John Keats’ poem To Autumn with its famous first line:
Season of mists and mellow fruitfulness
always makes me think of cooler mornings and watery sunshine on the fluttering patches of reds and yellow as the trees lose their leaf chlorophyll.
As daylight hours shorten and the temperature cools, chlorophyll begins to decrease and the orange and yellows (carotenoids) that have always been there start to show through. However, the reds and purples,(anthocyanins) aren’t present in the leaf through through the growing season but develop in late summer. When the autumn days are bright and cool and nights are chilly then the leaf colours are at their best.Now is the time to start walking through the wood on a regular basis to watch the colours of the shrubs and trees changing.
It’s also the time to pick the last of the blackberries, although many are already passed their best. Folklore has much to say about the humble bramble but one story I particularly like warns against the picking of its berries after the 29th September, also known as Michaelmas. On that date, so the legend goes,Lucifer was cast out of heaven and landing on the prickly bush cursed the shrub and its fruit, so anyone picking the fruit after that date risked stirring up the devil’s anger. Of course, it’s also a good way of remembering that most blackberries are past their best by the end of September so if you want some fruit for free, and to avoid the devil’s anger, get picking!

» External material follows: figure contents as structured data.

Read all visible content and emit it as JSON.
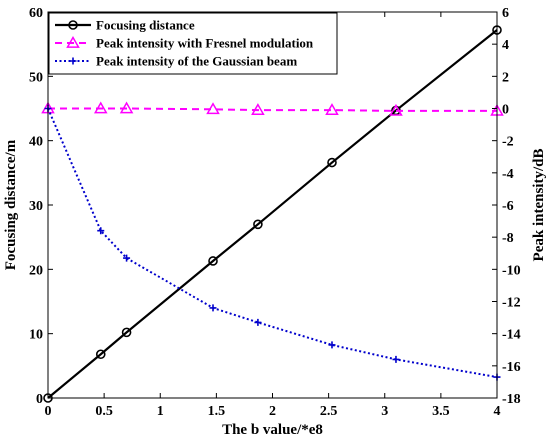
{
  "chart_data": {
    "type": "line",
    "xlabel": "The b value/*e8",
    "ylabel_left": "Focusing distance/m",
    "ylabel_right": "Peak intensity/dB",
    "xlim": [
      0,
      4
    ],
    "ylim_left": [
      0,
      60
    ],
    "ylim_right": [
      -18,
      6
    ],
    "x_ticks": [
      "0",
      "0.5",
      "1",
      "1.5",
      "2",
      "2.5",
      "3",
      "3.5",
      "4"
    ],
    "y_left_ticks": [
      "0",
      "10",
      "20",
      "30",
      "40",
      "50",
      "60"
    ],
    "y_right_ticks": [
      "-18",
      "-16",
      "-14",
      "-12",
      "-10",
      "-8",
      "-6",
      "-4",
      "-2",
      "0",
      "2",
      "4",
      "6"
    ],
    "grid": false,
    "legend_position": "top-left",
    "series": [
      {
        "name": "Focusing distance",
        "axis": "left",
        "color": "#000000",
        "line_style": "solid",
        "marker": "circle",
        "x": [
          0,
          0.47,
          0.7,
          1.47,
          1.87,
          2.53,
          3.1,
          4.0
        ],
        "y": [
          0,
          6.8,
          10.2,
          21.3,
          27.0,
          36.6,
          44.7,
          57.2
        ]
      },
      {
        "name": "Peak intensity with Fresnel modulation",
        "axis": "right",
        "color": "#ff00ff",
        "line_style": "dashed",
        "marker": "triangle",
        "x": [
          0,
          0.47,
          0.7,
          1.47,
          1.87,
          2.53,
          3.1,
          4.0
        ],
        "y": [
          0,
          0,
          0,
          -0.05,
          -0.1,
          -0.1,
          -0.15,
          -0.15
        ]
      },
      {
        "name": "Peak intensity of the Gaussian beam",
        "axis": "right",
        "color": "#0000cc",
        "line_style": "dotted",
        "marker": "plus",
        "x": [
          0,
          0.47,
          0.7,
          1.47,
          1.87,
          2.53,
          3.1,
          4.0
        ],
        "y": [
          0,
          -7.6,
          -9.3,
          -12.4,
          -13.3,
          -14.7,
          -15.6,
          -16.7
        ]
      }
    ]
  }
}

Which brings me nicely to the Apple juicing event on 29th September at Manor Site Farm where the wonderful crop of apples enjoyed by most of us this year can be pressed to make apple juice which also freezes well. Come and enjoy some time together with fellow growers and/or tasters. All the details regarding on the village website, www.thegiddings.org.uk.
I think Keats would approve of such things:
by a cider press, with patient look, Thou watches the last oozing, hours by hours.
Hopefully the Gidding pressing won’t take quite that long!